State of the Mets

Jonathan RagusCorrespondent IJune 19, 2009

24 May 1998: Manager Bobby Valentine #2 of the New York Mets in action during a agme against the Milwaukee Brewers at Shea Stadium in Flushing, New York. The Mets defeated the Brewers 8-3.

There is so much to say, and so little time to say it today Mets fans.

K-Rod’s blown save last night, Castillo’s drop, the injury bug, and Omar Minaya and Jerry Manuel's leadership should have the Mets out of the East race; and yet we are only three games out.

Pretty impressive for this team, or is it?

Using the word “control” when describing Manuel and Minaya is a huge over statement. Honestly, if this team had a general manager that knew how to construct a team and a manager that knew how to get the most out of his players than I totally believe this team would be five to six games up, in first place right now, even with the injury bug.

Over the past couple of weeks Minaya has gone out and acquired Wilson Valdez, Javier Castillo, and Arturo Lopez. What is up with this guy? Does he honestly believe that calling any of these three up to the big leagues will help the Mets stay in second place or better yet, take back first place, it wont.

And what is up with Manuel and his fascination with always ripping a part the confidence of Daniel Murphy and Ryan Church, two guys that have been extremely consistent as of late? Playing Ramon Martinez day in and day out as he made error after error was not bad enough wasn't it? This character needs to go.

I’ve made the comparison many times this past week whether it was on Real Sports Talk with Kenrick Thomas or our own show Sunday Night Mets, but the difference between the Mets of nine years ago and the Mets of today totally lies on the shoulders of the general manager and manager.
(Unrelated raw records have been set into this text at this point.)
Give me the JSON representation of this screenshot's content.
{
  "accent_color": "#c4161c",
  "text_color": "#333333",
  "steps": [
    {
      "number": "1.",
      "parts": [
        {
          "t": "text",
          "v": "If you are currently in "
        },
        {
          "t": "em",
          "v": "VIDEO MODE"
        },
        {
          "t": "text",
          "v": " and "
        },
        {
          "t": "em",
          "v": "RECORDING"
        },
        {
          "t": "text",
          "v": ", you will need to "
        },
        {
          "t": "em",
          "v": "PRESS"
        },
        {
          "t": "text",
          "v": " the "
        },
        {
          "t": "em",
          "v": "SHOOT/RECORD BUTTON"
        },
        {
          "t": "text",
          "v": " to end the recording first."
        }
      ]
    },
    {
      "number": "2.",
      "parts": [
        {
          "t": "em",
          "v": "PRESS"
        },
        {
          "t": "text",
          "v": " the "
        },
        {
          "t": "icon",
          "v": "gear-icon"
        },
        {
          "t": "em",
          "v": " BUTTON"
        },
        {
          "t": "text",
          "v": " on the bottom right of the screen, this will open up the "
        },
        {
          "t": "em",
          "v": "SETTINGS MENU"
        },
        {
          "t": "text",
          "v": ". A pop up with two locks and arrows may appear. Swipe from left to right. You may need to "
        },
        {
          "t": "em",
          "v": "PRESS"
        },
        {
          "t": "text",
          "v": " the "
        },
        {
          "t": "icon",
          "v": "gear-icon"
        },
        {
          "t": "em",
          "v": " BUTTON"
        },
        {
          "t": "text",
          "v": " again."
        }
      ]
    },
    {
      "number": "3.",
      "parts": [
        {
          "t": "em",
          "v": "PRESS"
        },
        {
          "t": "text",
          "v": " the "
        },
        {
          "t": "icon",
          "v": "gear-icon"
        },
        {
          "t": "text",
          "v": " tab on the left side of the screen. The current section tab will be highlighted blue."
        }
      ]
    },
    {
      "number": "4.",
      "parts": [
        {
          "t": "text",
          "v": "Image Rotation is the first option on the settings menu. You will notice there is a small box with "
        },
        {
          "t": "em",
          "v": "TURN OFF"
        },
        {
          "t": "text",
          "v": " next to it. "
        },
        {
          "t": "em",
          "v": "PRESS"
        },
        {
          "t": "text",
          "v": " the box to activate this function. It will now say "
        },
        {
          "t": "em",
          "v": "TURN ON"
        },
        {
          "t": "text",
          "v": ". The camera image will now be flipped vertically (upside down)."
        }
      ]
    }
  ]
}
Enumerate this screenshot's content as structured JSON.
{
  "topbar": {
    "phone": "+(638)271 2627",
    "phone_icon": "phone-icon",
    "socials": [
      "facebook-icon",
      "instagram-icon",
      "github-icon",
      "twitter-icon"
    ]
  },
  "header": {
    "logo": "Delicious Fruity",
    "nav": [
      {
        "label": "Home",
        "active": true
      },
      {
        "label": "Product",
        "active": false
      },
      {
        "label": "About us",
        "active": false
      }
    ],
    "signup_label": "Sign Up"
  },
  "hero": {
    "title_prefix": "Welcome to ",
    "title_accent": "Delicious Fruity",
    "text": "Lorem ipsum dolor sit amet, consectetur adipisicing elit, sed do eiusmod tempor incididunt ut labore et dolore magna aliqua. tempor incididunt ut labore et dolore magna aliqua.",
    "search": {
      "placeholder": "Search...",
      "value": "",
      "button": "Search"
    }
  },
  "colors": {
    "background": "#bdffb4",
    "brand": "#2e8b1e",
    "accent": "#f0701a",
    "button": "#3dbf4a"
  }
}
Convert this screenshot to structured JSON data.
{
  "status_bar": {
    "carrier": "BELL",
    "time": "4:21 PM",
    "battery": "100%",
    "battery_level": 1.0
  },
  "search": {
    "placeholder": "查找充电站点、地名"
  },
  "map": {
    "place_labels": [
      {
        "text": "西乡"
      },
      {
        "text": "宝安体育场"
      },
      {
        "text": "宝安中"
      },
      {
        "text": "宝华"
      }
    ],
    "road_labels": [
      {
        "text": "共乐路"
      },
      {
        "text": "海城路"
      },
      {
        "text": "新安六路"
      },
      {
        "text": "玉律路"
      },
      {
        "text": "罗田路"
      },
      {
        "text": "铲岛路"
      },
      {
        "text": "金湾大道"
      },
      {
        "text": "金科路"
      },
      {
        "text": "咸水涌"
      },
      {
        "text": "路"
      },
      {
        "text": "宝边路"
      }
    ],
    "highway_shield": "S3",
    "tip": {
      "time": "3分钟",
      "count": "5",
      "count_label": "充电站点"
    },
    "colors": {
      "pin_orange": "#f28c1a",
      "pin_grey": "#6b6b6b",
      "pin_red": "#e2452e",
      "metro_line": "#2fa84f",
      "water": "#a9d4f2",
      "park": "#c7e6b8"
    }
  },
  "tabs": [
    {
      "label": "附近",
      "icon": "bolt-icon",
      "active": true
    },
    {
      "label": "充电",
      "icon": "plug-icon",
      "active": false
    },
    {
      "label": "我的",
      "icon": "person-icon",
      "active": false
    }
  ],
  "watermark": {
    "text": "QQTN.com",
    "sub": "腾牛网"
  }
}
In 2000, when the Mets made the World Series, you had a general manager in Steve Phillips who did not make the correct decisions all the time, but made some great ones. When Rey Ordonez went down, he didn’t call anyone up or talk a good game, he went out and acquired Mike Bordick from the Baltimore Orioles for three guys that would never amount to anything and Melvin Mora who would definitely look good in the orange and blue right now. He brought in guys like Joe McEwing, Todd Zeile, and Lenny Harris to give the Mets one of the deepest benches in the National League.

If you want to compare Alex Cora, Valdez, and Jeremy Reed to McEwing, Zeile and Harris than well, I feel really bad for you.

But the Mets had the right guy in the dugout to get the most out of these players, in Bobby Valentine, a guy who should never have been let go from the New York Mets in the first place, and especially not for Art Howe.

Valentine told his players either to put up or shut up and they played hard every day/night for their skipper. He was the leader in the locker room and in the dugout that not only the players respected, but who they loved to play for.

His contract is up in Japan with the Chiba Lotte Marines of the Pacific League in November, so you know very well who the Mets fans want back in their dug out at Citi Field come 2010. That’s right, the man, the myth, the legendy, Mr. Bobby Valentine himself. Make it happen Fred Wilpon, only you have the power to give the fans and your team what it wants, needs, and deserves.